Francisco evoca dramas no Mediterrâneo e impactos da pandemia
Nicósia, 02 dez 2021 (Ecclesia) – O Papa criticou hoje na capital do Chipre os “muros do medo” e o ressurgimento dos interesses nacionalistas na Europa, evocando os dramas no Mediterrâneo e os impactos da pandemia.
“O continente europeu precisa de reconciliação e unidade, tem necessidade de coragem e ímpeto para seguir em frente. Pois não serão os muros do medo e os vetos ditados por interesses nacionalistas que ajudarão o seu progresso, nem a recuperação económica por si só poderá garantir a sua segurança e estabilidade”, referiu, no Palácio Presidencial de Nicósia, num encontro que encerrou o primeiro dia da 35ª viagem apostólica do pontificado, que decorre até segunda-feira, com passagens pela ilha e pela Grécia.
Francisco aludiu ao Mediterrâneo, “infelizmente lugar de conflitos e tragédias humanas”.

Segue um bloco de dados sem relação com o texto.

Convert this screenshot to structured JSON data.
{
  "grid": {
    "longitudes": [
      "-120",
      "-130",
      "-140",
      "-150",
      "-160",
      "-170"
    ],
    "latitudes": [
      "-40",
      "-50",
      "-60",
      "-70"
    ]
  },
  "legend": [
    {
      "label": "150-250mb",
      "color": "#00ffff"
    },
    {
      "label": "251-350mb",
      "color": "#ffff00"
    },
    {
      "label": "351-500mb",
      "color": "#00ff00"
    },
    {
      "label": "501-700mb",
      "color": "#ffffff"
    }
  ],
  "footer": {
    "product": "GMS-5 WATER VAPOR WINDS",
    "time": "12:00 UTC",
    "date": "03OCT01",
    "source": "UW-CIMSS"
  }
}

“Na sua beleza profunda, é o ‘mare nostrum’, o mar de todos os povos que se banham nele para estar ligados, não divididos. Chipre, encruzilhada geográfica, histórica, cultural e religiosa, tem esta posição para implementar uma ação de paz. Que seja um estaleiro aberto de paz no Mediterrâneo”, apelou.
A intervenção do Papa decorreu após a cerimónia oficial de boas-vindas e a visita de cortesia ao presidente da República de Chipre, Nicos Anastasiades.

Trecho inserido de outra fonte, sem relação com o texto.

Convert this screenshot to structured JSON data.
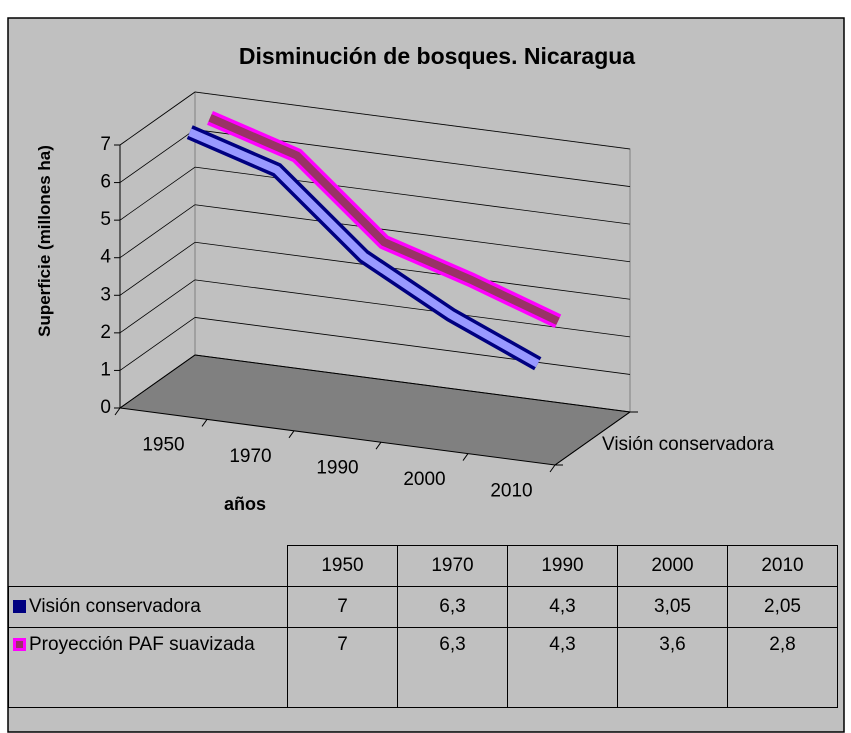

Perante autoridades políticas e religiosas, representantes da sociedade civil e membros do corpo diplomático, Francisco apresentou-se como “peregrinos” num “país geograficamente pequeno, mas grande pela história”, a “porta oriental da Europa e a porta ocidental do Médio Oriente”.

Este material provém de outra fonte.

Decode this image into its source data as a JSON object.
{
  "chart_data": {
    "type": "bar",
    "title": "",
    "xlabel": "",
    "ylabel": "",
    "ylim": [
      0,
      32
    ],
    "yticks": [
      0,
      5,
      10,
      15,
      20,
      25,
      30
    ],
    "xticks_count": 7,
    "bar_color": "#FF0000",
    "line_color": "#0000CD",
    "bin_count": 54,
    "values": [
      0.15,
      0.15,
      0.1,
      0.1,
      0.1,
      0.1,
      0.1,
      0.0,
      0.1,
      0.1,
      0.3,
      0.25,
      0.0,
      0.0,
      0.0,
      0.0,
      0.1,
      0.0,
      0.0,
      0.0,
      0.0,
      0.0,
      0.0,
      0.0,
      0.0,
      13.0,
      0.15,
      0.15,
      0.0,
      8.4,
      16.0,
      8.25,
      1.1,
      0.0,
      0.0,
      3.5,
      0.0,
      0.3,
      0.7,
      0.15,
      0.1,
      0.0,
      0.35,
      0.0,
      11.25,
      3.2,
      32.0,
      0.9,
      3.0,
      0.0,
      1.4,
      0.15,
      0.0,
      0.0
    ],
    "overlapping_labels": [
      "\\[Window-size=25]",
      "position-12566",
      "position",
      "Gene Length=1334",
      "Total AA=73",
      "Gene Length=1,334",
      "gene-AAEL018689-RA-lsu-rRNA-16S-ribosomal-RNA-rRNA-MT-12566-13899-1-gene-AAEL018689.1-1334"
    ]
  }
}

Sois uma porta aberta, um porto que une: Chipre, encruzilhada de civilizações, traz em si a vocação inata ao encontro, favorecida pelo caráter acolhedor dos cipriotas”.
O discurso aludiu à importância do território cipriota, onde se encontram Europa e Oriente, para a “primeira grande inculturação do Evangelho”, no século I, manifestando o desejo de que “a boa nova do Evangelho daqui leve uma mensagem feliz à Europa sob o signo das Bem-aventuranças”.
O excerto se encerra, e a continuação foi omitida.